É reduzida a publicação da sua obra em Portugal, mas valia muito a pena reeditar Yves M.-J. Congar, O.P., Igreja Serva e Pobre (Editorial Logos, 1964).
A produção teológica de Yves Congar é imensa. Em 1987, já contava 1.790 títulos. Ainda durante a sua vida, Jean-Pierre Jossua escreveu um livro com o título: Le P. Congar: La théologie au service du peuple de Dieu (Cerf, 1967); outros dois importantes : Jean Puyo interroge le Père Congar. Une vie pour la vérité (Centurion, 1975); B. Lauret, Yves-Marie Congar. Entretiens d’automne (Cerf, 1987).

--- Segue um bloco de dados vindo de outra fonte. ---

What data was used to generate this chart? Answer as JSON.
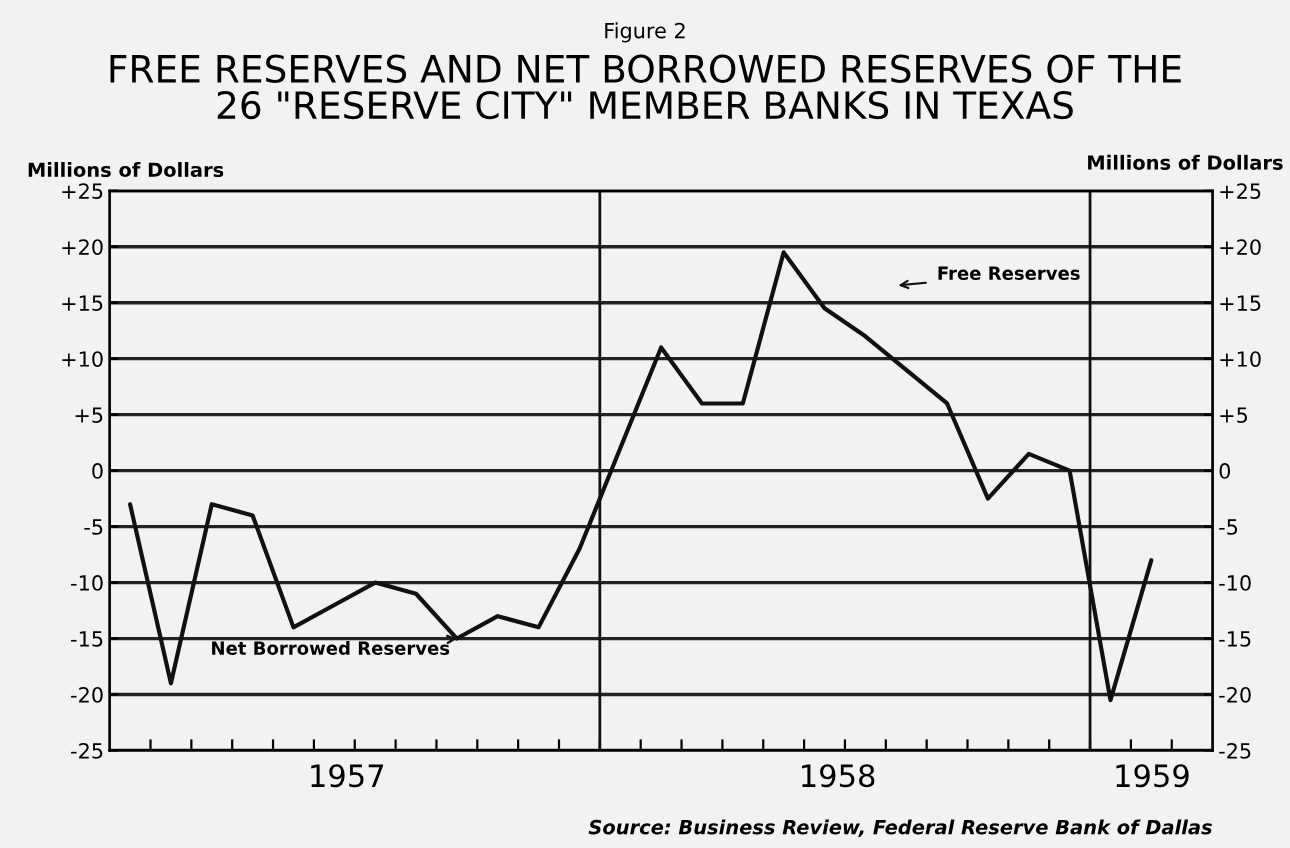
{
  "chart_data": {
    "type": "line",
    "title": "FREE RESERVES AND NET BORROWED RESERVES OF THE\n26 \"RESERVE CITY\" MEMBER BANKS IN TEXAS",
    "subtitle": "Figure 2",
    "ylabel": "Millions of Dollars",
    "y2label": "Millions of Dollars",
    "categories": [
      null,
      null,
      null,
      null,
      null,
      null,
      null,
      null,
      null,
      null,
      null,
      null,
      null,
      null,
      null,
      null,
      null,
      null,
      null,
      null,
      null,
      null,
      null,
      null,
      null,
      null
    ],
    "series": [
      {
        "color": "#111111",
        "values": [
          -3,
          -19,
          -3,
          -4,
          -14,
          -12,
          -10,
          -11,
          -15,
          -13,
          -14,
          -7,
          2,
          11,
          6,
          6,
          19.5,
          14.5,
          12,
          9,
          6,
          -2.5,
          1.5,
          0,
          -20.5,
          -8
        ]
      }
    ],
    "ylim": [
      -25,
      25
    ],
    "yticks": [
      {
        "value": 25,
        "label": "+25"
      },
      {
        "value": 20,
        "label": "+20"
      },
      {
        "value": 15,
        "label": "+15"
      },
      {
        "value": 10,
        "label": "+10"
      },
      {
        "value": 5,
        "label": "+5"
      },
      0,
      -5,
      -10,
      -15,
      -20,
      -25
    ],
    "y2lim": [
      -25,
      25
    ],
    "y2ticks": [
      {
        "value": 25,
        "label": "+25"
      },
      {
        "value": 20,
        "label": "+20"
      },
      {
        "value": 15,
        "label": "+15"
      },
      {
        "value": 10,
        "label": "+10"
      },
      {
        "value": 5,
        "label": "+5"
      },
      0,
      -5,
      -10,
      -15,
      -20,
      -25
    ],
    "grid": "y",
    "annotations": [
      "1957",
      "1958",
      "1959",
      "Net Borrowed Reserves",
      "Free Reserves",
      "Source: Business Review, Federal Reserve Bank of Dallas"
    ]
  }
}
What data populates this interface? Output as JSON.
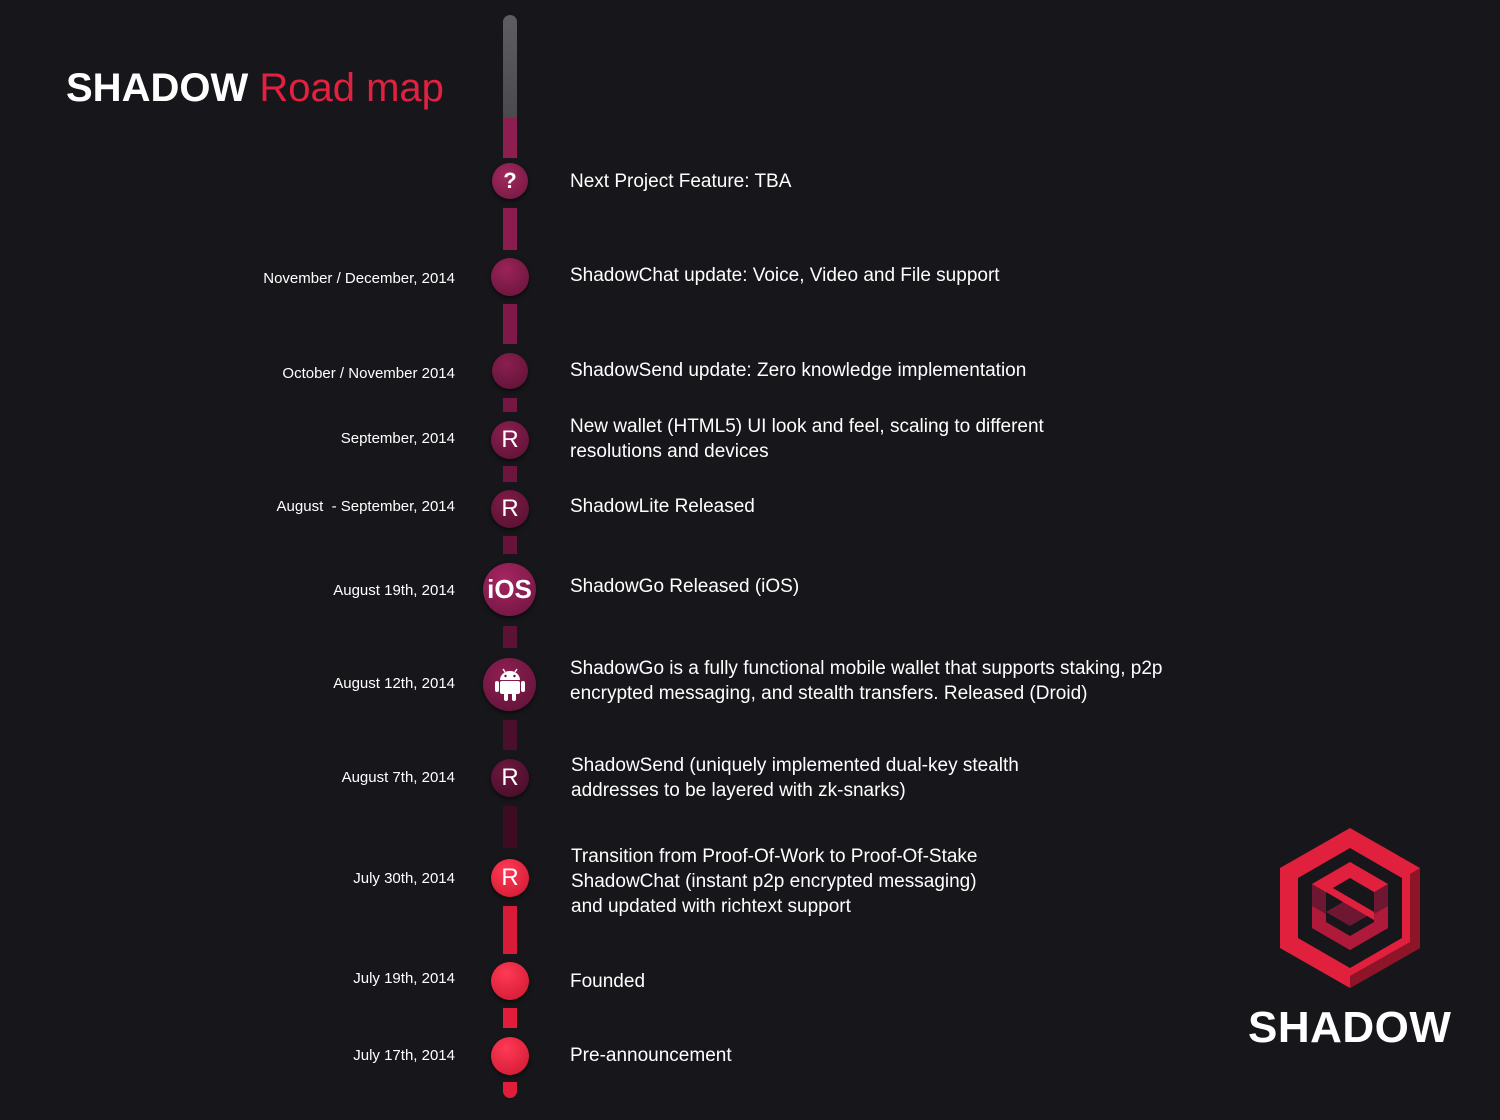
{
  "header": {
    "title_brand": "SHADOW",
    "title_rest": "Road map"
  },
  "colors": {
    "accent": "#e3203f",
    "background": "#17171b",
    "plum": "#8a1d4e",
    "red": "#e8203f"
  },
  "milestones": [
    {
      "date": "",
      "icon": "question-icon",
      "glyph": "?",
      "text": "Next Project Feature: TBA"
    },
    {
      "date": "November / December, 2014",
      "icon": "dot-icon",
      "glyph": "",
      "text": "ShadowChat update: Voice, Video and File support"
    },
    {
      "date": "October / November 2014",
      "icon": "dot-icon",
      "glyph": "",
      "text": "ShadowSend update: Zero knowledge implementation"
    },
    {
      "date": "September, 2014",
      "icon": "released-icon",
      "glyph": "R",
      "text": "New wallet (HTML5) UI look and feel, scaling to different resolutions and devices"
    },
    {
      "date": "August  - September, 2014",
      "icon": "released-icon",
      "glyph": "R",
      "text": "ShadowLite Released"
    },
    {
      "date": "August 19th, 2014",
      "icon": "ios-icon",
      "glyph": "iOS",
      "text": "ShadowGo Released (iOS)"
    },
    {
      "date": "August 12th, 2014",
      "icon": "android-icon",
      "glyph": "",
      "text": "ShadowGo is a fully functional mobile wallet that supports staking, p2p encrypted messaging, and stealth transfers. Released (Droid)"
    },
    {
      "date": "August 7th, 2014",
      "icon": "released-icon",
      "glyph": "R",
      "text": "ShadowSend (uniquely implemented dual-key stealth addresses to be layered with zk-snarks)"
    },
    {
      "date": "July 30th, 2014",
      "icon": "released-icon",
      "glyph": "R",
      "text": "Transition from Proof-Of-Work to Proof-Of-Stake ShadowChat (instant p2p encrypted messaging) and updated with richtext support"
    },
    {
      "date": "July 19th, 2014",
      "icon": "dot-icon",
      "glyph": "",
      "text": "Founded"
    },
    {
      "date": "July 17th, 2014",
      "icon": "dot-icon",
      "glyph": "",
      "text": "Pre-announcement"
    }
  ],
  "logo": {
    "text": "SHADOW",
    "icon": "shadow-hexagon-logo-icon"
  }
}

Um ano depois da sua morte, foi organizado um colóquio, nos dias 3 e 4 de Junho de 1996, absolutamente notável (as actas estão em André Vauchez (dir.), Cardinal Yves Congar 1904-1995 (Cerf, 1999); no centenário do nascimento de Y. Congar, sob a direcção de Gabriel Flynn, foi publicada, com a colaboração de peritos de nove países, uma tentativa de análise de toda a sua obra, um livro muito especial: Yves Congar. Théologien de l’Église (Cerf, 2007). Para alguém se iniciar no conhecimento da sua obra, recomendo o já referido livro de Joseph Famerée et Gilles Routhier, Yves Congar (Cerf, 2008).
Boa leitura!
Lisboa, 2 de Julho de 2020
Notas
[1] Joseph Famerée et Gilles Routhier, Yves Congar, Cerf, 2008
[2] Cf. Op. cit., p. 8
[3] Cf. Op. cit., pp. 8-9
[4] “Alguns fazem estas perguntas de uma forma válida e, no fundo, séria, por exemplo o P. Dominguez, de Portugal, que me parece ser um homem do futuro. (…) Tem de vir a Portugal; estamos lá isolados!”, in Yves Congar, Mon Journal du Concile II, Cerf, 2002, pp. 524 e 526, onde, em notas, o meu nome vem corrigido.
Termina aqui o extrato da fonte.